The overall quantum yield (i.e., the energy in versus energy used in the process) of BF ironmaking is very low and this is not currently addressed in other developing technologies. Whilst the quantum yield of visible light processes is quite well understood, the way in which infrared radiation is absorbed and/or reflected and/or emitted and/or transferred is much less well understood. This is surprising because this holds one of the major keys to decarbonising all energy intensive industries.
In this context, Task 16 will study:
Simple but novel heat recycling processes
The quantum yield of current process and improved processes
Optimisation of infrared absorption, reflection, emission and transfer processes
Low temperature routes to ironmaking through catalysis
Task 16 will study how we can improve the quantum yield of infrared harvesting in dynamic reactor systems under extreme conditions. Previously, related approaches have been used to significantly intensify other manufacturing processes, whilst running at much lower temperature. The plan is to be open-minded regarding energy vectors as long as they can be harvested and recycled.
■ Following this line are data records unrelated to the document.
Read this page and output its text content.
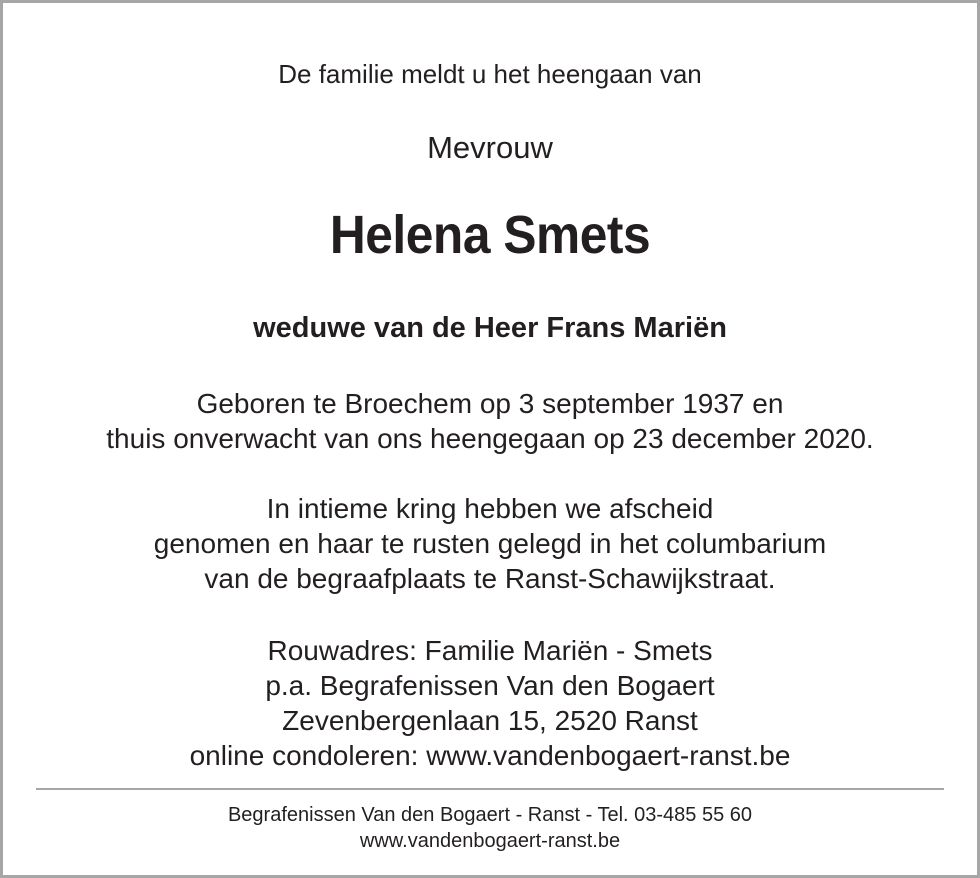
De familie meldt u het heengaan van

Mevrouw

Helena Smets

weduwe van de Heer Frans Mariën

Geboren te Broechem op 3 september 1937 en
thuis onverwacht van ons heengegaan op 23 december 2020.
In intieme kring hebben we afscheid
genomen en haar te rusten gelegd in het columbarium
van de begraafplaats te Ranst-Schawijkstraat.
Rouwadres: Familie Mariën - Smets
p.a. Begrafenissen Van den Bogaert
Zevenbergenlaan 15, 2520 Ranst
online condoleren: www.vandenbogaert-ranst.be
Begrafenissen Van den Bogaert - Ranst - Tel. 03-485 55 60
www.vandenbogaert-ranst.be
Instead, they will be used like the tools in a toolbox and focus on the energy because it’s not just the energy vector, it’s the energy itself that must be considered.
Targets
To double the quantum yield of blast furnace ironmaking hence halve the CO2 emissions from energy generation (i.e., ca. one third of the total).
To at least halve the fossil fuel carbon used in electric arc furnaces.
Research will be applicable to existing blast or electric arc furnace processes which minimises CAPEX costs and offer rapid routes to impact.
Because the new knowledge relates to energy and energy vectors rather than particular processes, research will also aim to inform developing technologies through better understanding of optimised quantum yield.
Progress to Date
Publication:
· Task 16 have published work on using biomass fuel in iron ore sinter production.
· Completed a journal paper studying non-recyclable waste as an alternative blast furnace reductant.
· Submitted work studying the thermodynamics and energy balance related to upcycling steelmaking off-gases.
· With SUSTAIN partners, Task 16 have submitted a review paper on routes towards net zero sustainable steel production.
Task 16 have also carried out measurements of heat flow within various steelmaking processes (e.g. related to blast furnace sinter and hot dip galvanisation processes). As a result of this, the need for a “mobile” thermal imaging set up has been identified. Task 16 have purchased and commissioned this system and will shortly use it on the commercial galvanising line at Tata Steel Llanwern and then at the pilot scale electric arc furnace (EAF) at the Materials Processing Institute.
Task 16 are currently working on both physical and chemicals approaches to energy transfer and harvesting processes as ways to improve the quantum efficiency of steelmaking. These technologies should be applicable in parallel within an overall process stream to optimise the overall energy usage. To accelerate progress, Task 16 have used theoretical studies of the thermodynamics and life cycle analysis of different processes, then idealised experimental measurements (e.g. to identify heat flow and process kinetics) before carrying out controlled laboratory experiments. This work will lead then to scale up experiments (e.g. on the pilot scale EAF at MPI).